On the one hand, isolation acts as a damage limitation exercise, enhancing sensory overload and giving me time to think. It offers a refuge for relaxation, satisfying my basic interests. But it also challenges a fundamental facet of my personality. Isolation may be my default setting, but I’m not introverted. I can actively interact in one-on-one scenarios and enjoy connecting with others.
With that in mind, how many neurodivergent college students go unnoticed and unrecognized? 25% of children with autism go undiagnosed, while an autism diagnosis itself remains shrouded in stigma. This means that others could struggle within universities without recognition or support. I was diagnosed with autism, dyspraxia and inattentive ADHD at an early age. Not all neurodivergent college students will have these benefits. Many are unaware of the existence of the DSA (Disabled Student’s Allowance), a relay responsible for specialized financial support.
At school, I benefited from an EHCP (Education and Health Care Plan). I have established a support network, providing me with personalized LSA specialist support, special arrangements for examinations and clear deadlines for these support structures. The support network built into my EHCP evaporated when I started university, further complicating the adjustment process. The Disability Advisory Service (DAS) has provided helpful individual support, but this support is not accompanied by a wider tutor-based network. This forces my tutors to respond to my personal needs individually rather than systematically, which manifests in sending nervous emails every two weeks asking for adjustments and help.
A lack of clarity in government measures to accommodate students with disabilities does not help. The Equality Act 2010 outlines a proposal for “reasonable adjustments”, but does not specify what those “adjustments” are, or clarify how a student with a disability should adjust to university life after leaving their EHCP.
The number of students with disabilities at UK universities rose from 2,815 in 2010-11 to 10,595 in 2017-18. However, less than 40% of students with autism graduate. Reasons cited typically involve social isolation, lack of access to daily subsistence allowance, and poor executive functioning. As someone with executive dysfunction, I can confirm that it makes basic organizational tasks incredibly difficult, yet intrinsic to college life and future job prospects.
Here I have to make a distinction: I am not the problem, but the structures that have failed to support me are.
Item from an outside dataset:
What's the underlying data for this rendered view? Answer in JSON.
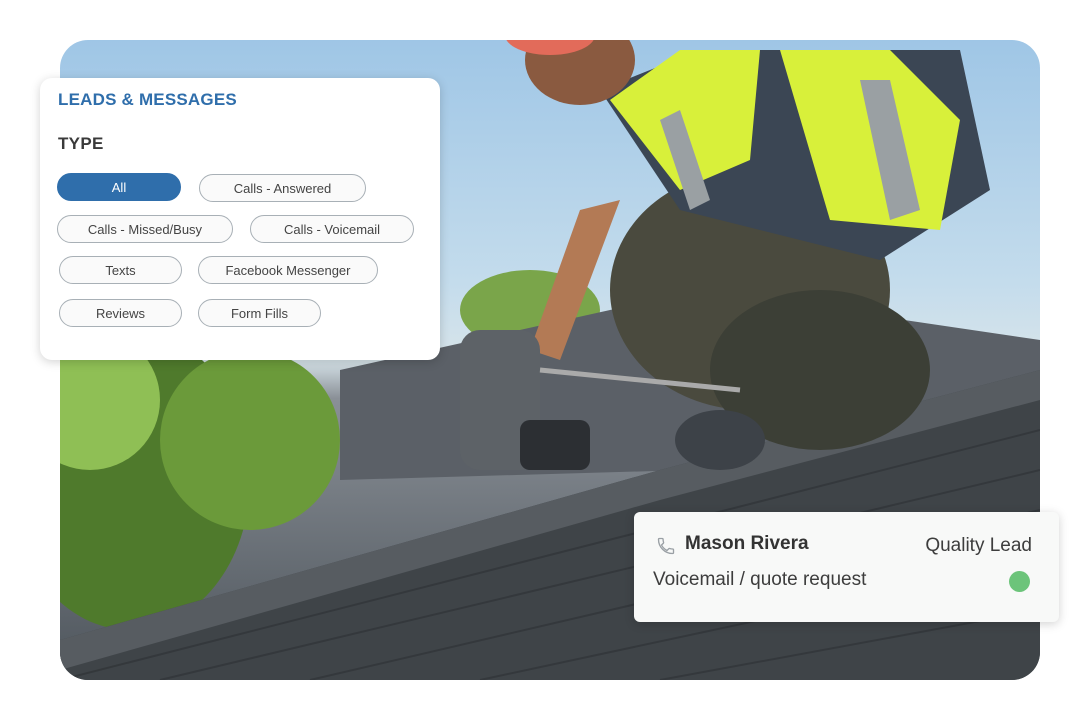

I’m neurodivergent and I don’t need a cure. Autism is not a “disorder”. However, I am still technically disabled. I embrace my neurodiversity and would be an inherently different (and probably more uninteresting) person without it, but I recognize the challenges it poses in everyday life.
As neurodiversity activist John Robison has pointed out: “Neurodiversity does not deny disability because disability is absolutely real, but neurodiversity posits that we all have a mixture of disability and exception.” It can involve unbridled creativity and uniqueness. Neurodivergent students often excel in specialized subjects and areas of interest, and these positive traits could flourish in a safer support network. Neurodivergent conditions do not erode after the college admissions process. With more universities offering specialist support compatible with tuition and a program to help those who are undiagnosed, neurodivergent students could thrive.
The DSA and DAS are effective starting points, providing helpful accommodations and cathartic outlets where I can discuss my experiences without shame, but universities need to go further. By welcoming neurodivergent students, we should prevent anxiety rather than just react to it. Autism can be a superpower “under the right circumstances”, as Greta Thunberg acknowledges. But we should continue to welcome those in college who need extensive support networks, and not blithely assume that the need for such networks disappears at college age.